Me encontraba sentado muy cómodo en el bondi de camino a casa, mientras miraba las abarrotadas calles de la ciudad de Buenos Aires.
En Buenos Aires hay mucha pobreza pero nunca me había parado a pensar la gravedad del asunto hasta que se puso el semáforo en rojo y el colectivo paró en la esquina de Avenida Callao.
Una madre y una hija cruzaban la calle.
La madre empujaba un cochecito, que seguramente hacía un par de años había pertenecido a la niña, pero ahora estaba lleno de bolsas de basura y botellas de plástico.
La pequeña, con la cara llena de tierra y mechones de pelo marrón rebeldes, también empujaba un carrito de plástico.
Aquel que mi sobrina usaba para jugar, simulando que iba de compras al supermercado, con la diferencia que en el carrito de la niña solo había cartones.
Fue en ese instante que vi a la madre como el futuro de la niña.
Y me enoje por eso.
La niña como un reflejo de la pobreza de su madre.
La niña como un reflejo de la pobreza del mundo.
La niña que parecía estar condenada a repetir la historia de su madre, con cochecitos llenos de basura y el estómago lleno de hambre.

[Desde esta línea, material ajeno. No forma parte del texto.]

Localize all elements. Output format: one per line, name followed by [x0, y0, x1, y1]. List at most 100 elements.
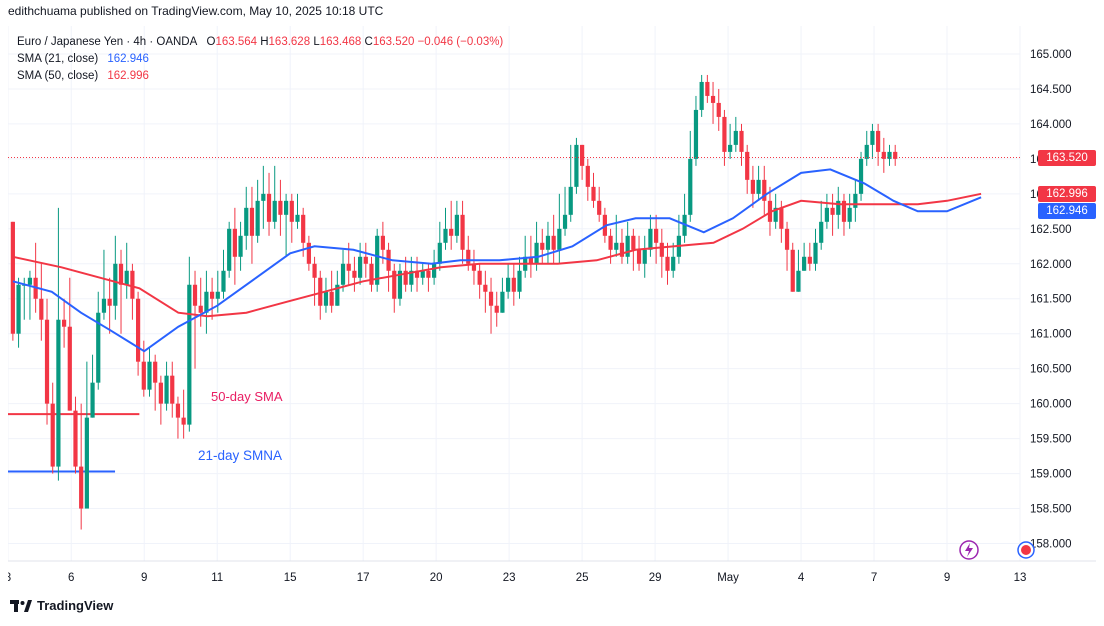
candle-body: [306, 242, 311, 264]
candle-body: [198, 305, 203, 313]
candle: [329, 270, 334, 313]
candle: [836, 186, 841, 229]
candle: [318, 270, 323, 320]
sma21-line: [12, 168, 982, 353]
candle-body: [802, 256, 807, 271]
candle-body: [665, 256, 670, 271]
candle-body: [540, 242, 545, 250]
candle-body: [841, 200, 847, 222]
candle: [506, 263, 511, 299]
candle-body: [227, 228, 232, 271]
candle-body: [358, 256, 363, 278]
candle-body: [187, 284, 192, 425]
candle: [170, 361, 175, 418]
candle-body: [728, 144, 733, 152]
candle-body: [625, 235, 630, 257]
legend-open-label: O: [206, 36, 216, 48]
y-tick-label: 161.500: [1030, 294, 1072, 306]
legend-low-label: L: [313, 36, 320, 48]
published-line: edithchuama published on TradingView.com…: [8, 4, 384, 18]
candle: [733, 116, 738, 152]
candle-body: [454, 214, 459, 236]
y-tick-label: 159.000: [1030, 469, 1072, 481]
candle-body: [420, 270, 425, 278]
legend-high-label: H: [260, 36, 269, 48]
candle-body: [67, 326, 72, 411]
candle-body: [745, 151, 750, 180]
flag-icon[interactable]: [1017, 541, 1035, 559]
candle: [272, 165, 277, 229]
candle: [192, 270, 198, 369]
candle: [432, 249, 437, 285]
candle: [118, 249, 124, 334]
candle-body: [426, 270, 431, 278]
candle-body: [346, 263, 351, 271]
candle-body: [107, 298, 112, 306]
candle-body: [580, 144, 585, 166]
candle: [802, 242, 807, 271]
price-chart[interactable]: 165.000164.500164.000163.500163.000162.5…: [5, 26, 1096, 591]
candle-body: [414, 270, 420, 278]
candle: [887, 144, 892, 166]
lightning-icon[interactable]: [959, 540, 979, 560]
candle-body: [449, 228, 454, 236]
candle-body: [739, 130, 744, 152]
candle-body: [699, 81, 704, 110]
candle-body: [870, 130, 875, 145]
candle-body: [881, 151, 886, 159]
candle-body: [477, 270, 482, 285]
tradingview-brand[interactable]: TradingView: [10, 598, 113, 613]
candle: [340, 249, 346, 292]
candle-body: [403, 270, 408, 285]
candle-body: [210, 291, 215, 299]
candle-body: [329, 291, 334, 306]
candle: [636, 235, 642, 271]
y-tick-label: 164.500: [1030, 84, 1072, 96]
legend-sma21-row[interactable]: SMA (21, close) 162.946: [17, 51, 503, 68]
candle-body: [170, 375, 175, 404]
legend-symbol[interactable]: Euro / Japanese Yen · 4h · OANDA: [17, 36, 198, 48]
candle-body: [460, 214, 465, 250]
candle-body: [443, 228, 448, 243]
candle: [716, 88, 721, 131]
candle-body: [352, 270, 357, 278]
legend-sma50-label: SMA (50, close): [17, 70, 99, 82]
candle-body: [10, 221, 15, 334]
candle-body: [506, 277, 511, 292]
candle-body: [56, 319, 61, 467]
candle: [876, 123, 881, 166]
candle: [858, 151, 864, 201]
candle: [227, 221, 232, 278]
candle: [483, 270, 488, 313]
candle-body: [619, 242, 625, 257]
candle: [557, 193, 562, 264]
candle: [881, 137, 886, 173]
legend-sma50-row[interactable]: SMA (50, close) 162.996: [17, 68, 503, 85]
candle-body: [175, 403, 181, 418]
candle-body: [705, 81, 710, 96]
chart-frame[interactable]: 165.000164.500164.000163.500163.000162.5…: [5, 26, 1096, 591]
candle-body: [858, 158, 864, 194]
candle-body: [397, 270, 403, 299]
candle-body: [318, 277, 323, 306]
last-price-tag: 163.520: [1038, 150, 1096, 166]
candle: [659, 228, 664, 278]
candle: [665, 242, 670, 285]
candle: [61, 298, 67, 348]
candle-body: [483, 284, 488, 292]
candle: [705, 74, 710, 103]
sma50-line: [12, 192, 982, 318]
candle: [306, 235, 311, 271]
candle-body: [340, 263, 346, 285]
candle-body: [762, 179, 767, 201]
x-tick-label: 7: [871, 572, 877, 584]
candle-body: [750, 179, 755, 194]
candle-body: [779, 207, 784, 229]
sma50-price-tag: 162.996: [1038, 186, 1096, 202]
candle: [739, 123, 744, 166]
candle: [204, 270, 209, 334]
candle-body: [335, 284, 340, 306]
candle-body: [557, 228, 562, 250]
candle-body: [784, 228, 790, 250]
candle-body: [158, 382, 163, 404]
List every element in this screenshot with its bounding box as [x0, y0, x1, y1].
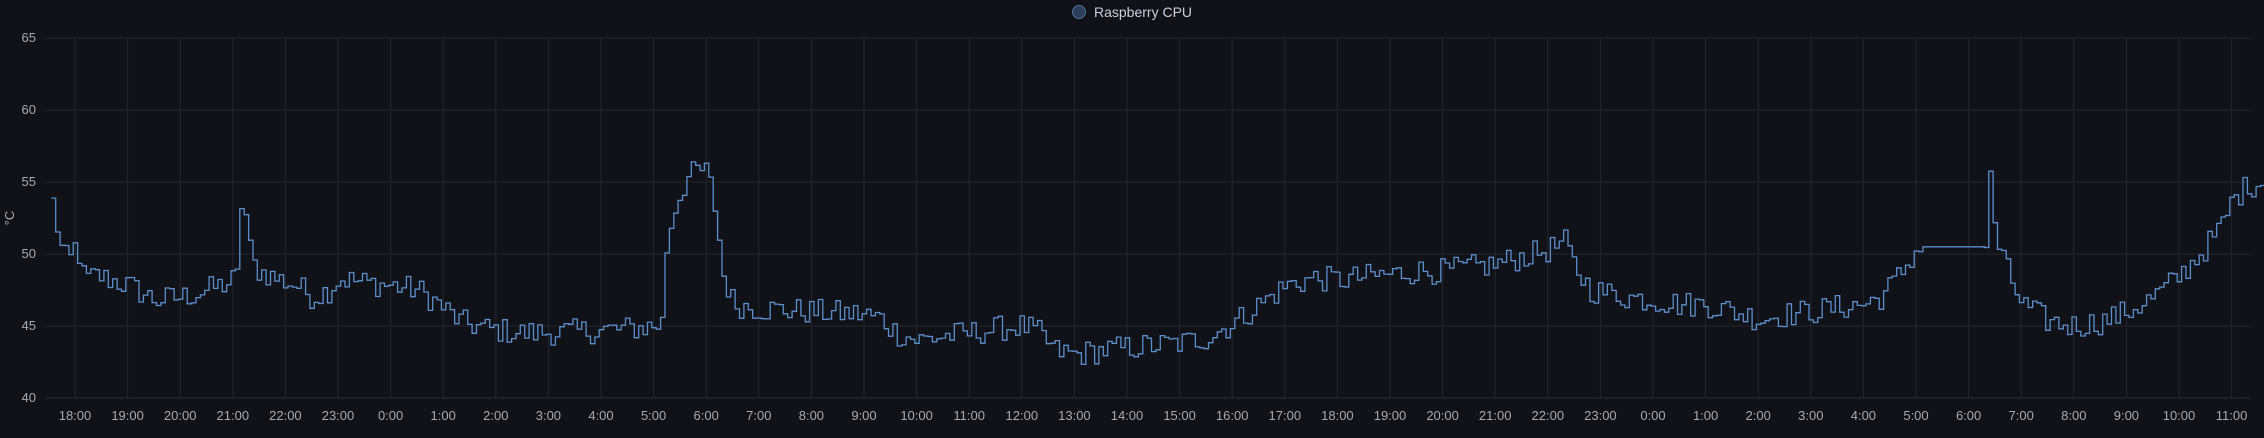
x-tick-label: 14:00	[1111, 408, 1144, 423]
x-tick-label: 8:00	[2061, 408, 2086, 423]
x-tick-label: 21:00	[217, 408, 250, 423]
x-tick-label: 4:00	[588, 408, 613, 423]
x-tick-label: 16:00	[1216, 408, 1249, 423]
x-tick-label: 23:00	[322, 408, 355, 423]
x-tick-label: 17:00	[1269, 408, 1302, 423]
x-tick-label: 6:00	[1956, 408, 1981, 423]
y-axis-label: °C	[2, 211, 17, 226]
y-tick-label: 65	[22, 30, 36, 45]
x-tick-label: 20:00	[1426, 408, 1459, 423]
x-tick-label: 3:00	[536, 408, 561, 423]
x-tick-label: 22:00	[1532, 408, 1565, 423]
x-tick-label: 18:00	[1321, 408, 1354, 423]
x-tick-label: 1:00	[1693, 408, 1718, 423]
x-tick-label: 11:00	[2216, 408, 2248, 423]
x-tick-label: 0:00	[1640, 408, 1665, 423]
x-tick-label: 2:00	[483, 408, 508, 423]
x-tick-label: 8:00	[799, 408, 824, 423]
legend: Raspberry CPU	[0, 4, 2264, 20]
x-tick-label: 15:00	[1163, 408, 1196, 423]
x-tick-label: 4:00	[1851, 408, 1876, 423]
series-line	[51, 161, 2264, 366]
x-tick-label: 21:00	[1479, 408, 1512, 423]
y-tick-label: 40	[22, 390, 36, 405]
x-tick-label: 13:00	[1058, 408, 1091, 423]
x-tick-label: 0:00	[378, 408, 403, 423]
y-tick-label: 55	[22, 174, 36, 189]
x-tick-label: 6:00	[694, 408, 719, 423]
y-tick-label: 50	[22, 246, 36, 261]
x-tick-label: 20:00	[164, 408, 197, 423]
y-tick-label: 60	[22, 102, 36, 117]
x-tick-label: 10:00	[2163, 408, 2196, 423]
x-tick-label: 7:00	[2009, 408, 2034, 423]
x-tick-label: 3:00	[1798, 408, 1823, 423]
x-tick-label: 9:00	[851, 408, 876, 423]
x-tick-label: 10:00	[900, 408, 933, 423]
x-tick-label: 11:00	[953, 408, 985, 423]
x-tick-label: 5:00	[1903, 408, 1928, 423]
x-tick-label: 19:00	[1374, 408, 1407, 423]
x-tick-label: 7:00	[746, 408, 771, 423]
x-tick-label: 5:00	[641, 408, 666, 423]
x-tick-label: 1:00	[431, 408, 456, 423]
x-tick-label: 9:00	[2114, 408, 2139, 423]
legend-item-raspberry-cpu[interactable]: Raspberry CPU	[1071, 4, 1193, 20]
legend-swatch	[1071, 5, 1086, 19]
y-tick-label: 45	[22, 318, 36, 333]
x-tick-label: 23:00	[1584, 408, 1617, 423]
x-tick-label: 18:00	[59, 408, 92, 423]
x-tick-label: 12:00	[1006, 408, 1039, 423]
x-tick-label: 19:00	[111, 408, 144, 423]
x-tick-label: 22:00	[269, 408, 302, 423]
legend-label: Raspberry CPU	[1093, 4, 1193, 20]
x-tick-label: 2:00	[1746, 408, 1771, 423]
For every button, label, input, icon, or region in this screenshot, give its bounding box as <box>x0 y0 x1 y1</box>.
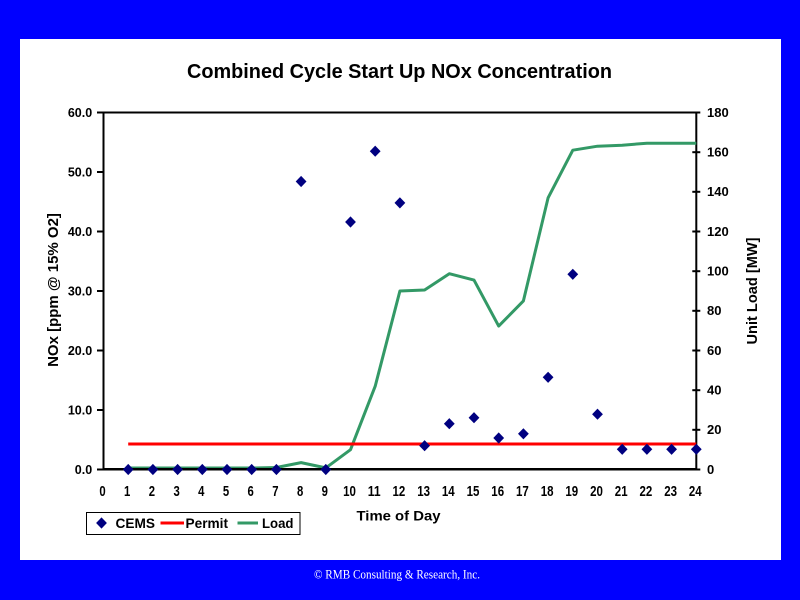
svg-text:30.0: 30.0 <box>68 285 92 299</box>
svg-text:100: 100 <box>707 264 729 279</box>
svg-text:10: 10 <box>343 484 356 500</box>
svg-text:23: 23 <box>664 484 677 500</box>
svg-text:9: 9 <box>322 484 328 500</box>
svg-text:Unit Load [MW]: Unit Load [MW] <box>744 237 761 344</box>
svg-text:NOx [ppm @ 15% O2]: NOx [ppm @ 15% O2] <box>45 213 62 367</box>
svg-text:140: 140 <box>707 184 729 199</box>
svg-text:60: 60 <box>707 343 721 358</box>
svg-text:8: 8 <box>297 484 303 500</box>
svg-text:16: 16 <box>491 484 504 500</box>
svg-text:22: 22 <box>640 484 653 500</box>
svg-text:6: 6 <box>248 484 254 500</box>
svg-text:CEMS: CEMS <box>116 515 156 531</box>
svg-text:14: 14 <box>442 484 455 500</box>
svg-text:11: 11 <box>368 484 381 500</box>
svg-text:20: 20 <box>707 422 721 437</box>
svg-text:0: 0 <box>99 484 105 500</box>
svg-text:21: 21 <box>615 484 628 500</box>
svg-text:0: 0 <box>707 462 714 477</box>
svg-text:80: 80 <box>707 303 721 318</box>
svg-text:50.0: 50.0 <box>68 166 92 180</box>
svg-text:Load: Load <box>262 515 294 531</box>
svg-text:3: 3 <box>173 484 179 500</box>
svg-text:40: 40 <box>707 383 721 398</box>
svg-text:7: 7 <box>272 484 278 500</box>
svg-text:15: 15 <box>467 484 480 500</box>
svg-text:4: 4 <box>198 484 204 500</box>
svg-text:19: 19 <box>565 484 578 500</box>
svg-text:10.0: 10.0 <box>68 404 92 418</box>
svg-text:120: 120 <box>707 224 729 239</box>
svg-text:13: 13 <box>417 484 430 500</box>
svg-text:180: 180 <box>707 105 729 120</box>
svg-text:Time of Day: Time of Day <box>357 508 441 524</box>
svg-text:40.0: 40.0 <box>68 225 92 239</box>
svg-text:Combined Cycle Start Up NOx Co: Combined Cycle Start Up NOx Concentratio… <box>187 61 612 83</box>
svg-text:5: 5 <box>223 484 229 500</box>
svg-text:18: 18 <box>541 484 554 500</box>
svg-text:17: 17 <box>516 484 529 500</box>
svg-text:Permit: Permit <box>186 515 229 531</box>
svg-text:© RMB Consulting & Research, I: © RMB Consulting & Research, Inc. <box>314 568 480 582</box>
svg-text:20.0: 20.0 <box>68 344 92 358</box>
svg-text:2: 2 <box>149 484 155 500</box>
svg-text:20: 20 <box>590 484 603 500</box>
svg-text:24: 24 <box>689 484 702 500</box>
svg-text:160: 160 <box>707 145 729 160</box>
svg-text:60.0: 60.0 <box>68 106 92 120</box>
svg-text:0.0: 0.0 <box>75 463 92 477</box>
svg-text:12: 12 <box>393 484 406 500</box>
svg-text:1: 1 <box>124 484 130 500</box>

En un momento me enoje y me imaginé a la pequeña en una casa con baño y paredes sin humedad, con un Estado que no la ignore, con una educación que la salve de los cartones, y un trabajo que le llene la panza de comida por las noches.
Solo cuando me la imaginé así logré tranquilizarme un poco, aunque por dentro sabía la fuerza de arrastre que tenía la pobreza.